The Lower ILD encompasses the materials at elevations from -3.7 to -1.4 km, and the Upper ILD ranges from -1.4 to 3.8 km. The Upper ILD has regions both light and dark in tone, although in general it is lighter than the Lower ILD. Yardangs are found in the Upper ILD. The Late ILD ranges over an area of 700 km2, and can be found in elevations ranging from -2.8 to -0.1 km. It contains hummocks and polygons, which are not typically found in the other units. The Late ILD only partially overlaps Hebes Mensa proper, although what remains is completely contained in Hebes Chasma.

There have been at least 4 major landslides from the mesa. These past landslides have left scars, exposing the insides of the feature that are similar in composition to the outer layers. This lends confidence to deductions that have been made using outer layer geology. One such deduction is based on the presence of both mono- and poly-hydrated sulfates (with a transition between the two occurring between elevations 800 and 900 m); their thorough presence implies that the mensa could have been saturated with water at the time of its formation.

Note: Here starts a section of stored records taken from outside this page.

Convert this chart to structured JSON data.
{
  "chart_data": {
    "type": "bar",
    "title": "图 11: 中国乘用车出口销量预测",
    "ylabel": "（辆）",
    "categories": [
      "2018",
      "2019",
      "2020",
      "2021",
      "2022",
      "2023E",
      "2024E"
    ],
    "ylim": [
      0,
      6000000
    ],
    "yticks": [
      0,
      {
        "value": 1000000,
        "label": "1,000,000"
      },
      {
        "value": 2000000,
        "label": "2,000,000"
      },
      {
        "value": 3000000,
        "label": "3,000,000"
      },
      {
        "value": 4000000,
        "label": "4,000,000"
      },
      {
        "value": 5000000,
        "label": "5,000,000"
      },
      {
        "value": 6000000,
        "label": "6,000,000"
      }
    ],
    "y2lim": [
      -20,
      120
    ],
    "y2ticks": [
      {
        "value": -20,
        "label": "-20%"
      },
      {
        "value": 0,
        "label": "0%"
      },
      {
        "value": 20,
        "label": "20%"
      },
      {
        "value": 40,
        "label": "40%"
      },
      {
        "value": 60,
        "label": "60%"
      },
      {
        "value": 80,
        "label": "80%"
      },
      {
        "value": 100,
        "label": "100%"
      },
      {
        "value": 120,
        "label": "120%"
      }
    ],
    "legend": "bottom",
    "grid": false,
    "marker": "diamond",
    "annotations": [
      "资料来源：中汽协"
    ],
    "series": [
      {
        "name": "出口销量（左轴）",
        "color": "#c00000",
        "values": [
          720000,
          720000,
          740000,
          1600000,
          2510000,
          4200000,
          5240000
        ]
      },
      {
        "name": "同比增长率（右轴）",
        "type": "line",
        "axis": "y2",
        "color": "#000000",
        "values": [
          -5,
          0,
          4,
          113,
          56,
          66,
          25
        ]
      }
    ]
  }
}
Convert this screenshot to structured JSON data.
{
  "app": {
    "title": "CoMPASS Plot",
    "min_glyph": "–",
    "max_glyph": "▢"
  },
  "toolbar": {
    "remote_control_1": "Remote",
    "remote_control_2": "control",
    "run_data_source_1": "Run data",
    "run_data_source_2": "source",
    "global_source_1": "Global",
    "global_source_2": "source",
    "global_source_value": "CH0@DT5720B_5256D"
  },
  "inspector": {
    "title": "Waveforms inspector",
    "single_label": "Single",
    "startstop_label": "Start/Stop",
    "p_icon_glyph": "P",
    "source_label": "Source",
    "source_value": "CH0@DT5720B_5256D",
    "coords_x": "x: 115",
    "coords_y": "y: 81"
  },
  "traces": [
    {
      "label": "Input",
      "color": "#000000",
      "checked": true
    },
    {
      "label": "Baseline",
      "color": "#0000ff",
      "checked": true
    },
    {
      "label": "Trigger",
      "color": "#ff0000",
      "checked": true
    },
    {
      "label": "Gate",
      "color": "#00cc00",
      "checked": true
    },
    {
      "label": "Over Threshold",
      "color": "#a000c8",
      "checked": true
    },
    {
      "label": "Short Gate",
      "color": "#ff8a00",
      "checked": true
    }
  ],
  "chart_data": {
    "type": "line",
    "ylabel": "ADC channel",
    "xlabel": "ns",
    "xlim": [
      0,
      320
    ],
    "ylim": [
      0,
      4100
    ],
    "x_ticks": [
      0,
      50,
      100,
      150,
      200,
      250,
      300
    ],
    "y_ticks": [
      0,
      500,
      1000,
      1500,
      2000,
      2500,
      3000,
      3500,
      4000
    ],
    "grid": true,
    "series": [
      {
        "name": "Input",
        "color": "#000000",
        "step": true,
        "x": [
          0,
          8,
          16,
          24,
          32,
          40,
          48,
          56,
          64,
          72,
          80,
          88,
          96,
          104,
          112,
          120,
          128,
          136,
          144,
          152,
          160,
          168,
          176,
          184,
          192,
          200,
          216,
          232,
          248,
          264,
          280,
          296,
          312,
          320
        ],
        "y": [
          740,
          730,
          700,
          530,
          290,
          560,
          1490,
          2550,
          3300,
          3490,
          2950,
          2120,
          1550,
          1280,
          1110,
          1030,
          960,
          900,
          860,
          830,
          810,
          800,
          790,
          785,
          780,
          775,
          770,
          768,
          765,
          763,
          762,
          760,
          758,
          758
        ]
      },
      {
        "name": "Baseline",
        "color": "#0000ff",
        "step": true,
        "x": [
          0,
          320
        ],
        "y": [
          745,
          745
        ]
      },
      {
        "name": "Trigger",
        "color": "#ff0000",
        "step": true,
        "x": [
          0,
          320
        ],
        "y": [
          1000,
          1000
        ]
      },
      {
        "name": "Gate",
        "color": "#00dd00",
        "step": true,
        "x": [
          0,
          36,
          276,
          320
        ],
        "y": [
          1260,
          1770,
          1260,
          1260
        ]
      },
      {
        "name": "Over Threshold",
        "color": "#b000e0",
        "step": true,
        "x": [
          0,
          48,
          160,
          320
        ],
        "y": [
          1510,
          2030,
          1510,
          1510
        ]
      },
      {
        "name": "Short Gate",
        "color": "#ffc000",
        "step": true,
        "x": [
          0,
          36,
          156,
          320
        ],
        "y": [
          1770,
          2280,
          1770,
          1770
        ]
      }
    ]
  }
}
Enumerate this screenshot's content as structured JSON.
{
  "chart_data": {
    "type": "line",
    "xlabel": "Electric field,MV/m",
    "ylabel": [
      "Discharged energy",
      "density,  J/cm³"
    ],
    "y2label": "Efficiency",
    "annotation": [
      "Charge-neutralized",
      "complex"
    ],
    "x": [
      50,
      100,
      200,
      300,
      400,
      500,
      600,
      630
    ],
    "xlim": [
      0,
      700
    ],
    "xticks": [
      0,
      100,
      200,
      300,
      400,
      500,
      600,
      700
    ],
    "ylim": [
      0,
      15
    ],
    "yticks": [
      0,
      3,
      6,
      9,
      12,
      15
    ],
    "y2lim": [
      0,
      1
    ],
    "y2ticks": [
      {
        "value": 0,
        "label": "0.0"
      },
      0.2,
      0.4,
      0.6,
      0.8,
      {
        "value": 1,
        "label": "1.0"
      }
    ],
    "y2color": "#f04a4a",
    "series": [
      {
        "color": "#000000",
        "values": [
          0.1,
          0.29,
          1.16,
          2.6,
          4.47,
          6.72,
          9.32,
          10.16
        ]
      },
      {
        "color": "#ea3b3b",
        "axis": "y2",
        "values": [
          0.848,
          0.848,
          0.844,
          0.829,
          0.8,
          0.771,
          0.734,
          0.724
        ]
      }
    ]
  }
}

The central mound has a shallow slope of only 3°. The northern slopes have an average incline of 17°, whereas the southern slops are steeper, with an average incline of 27°. The northern side has undergone more erosion, and yardangs are more prevalent there. In the northeast, there are many wrinkle ridges, and to the west are many parallel faults. There are not many faults in the southern plateau.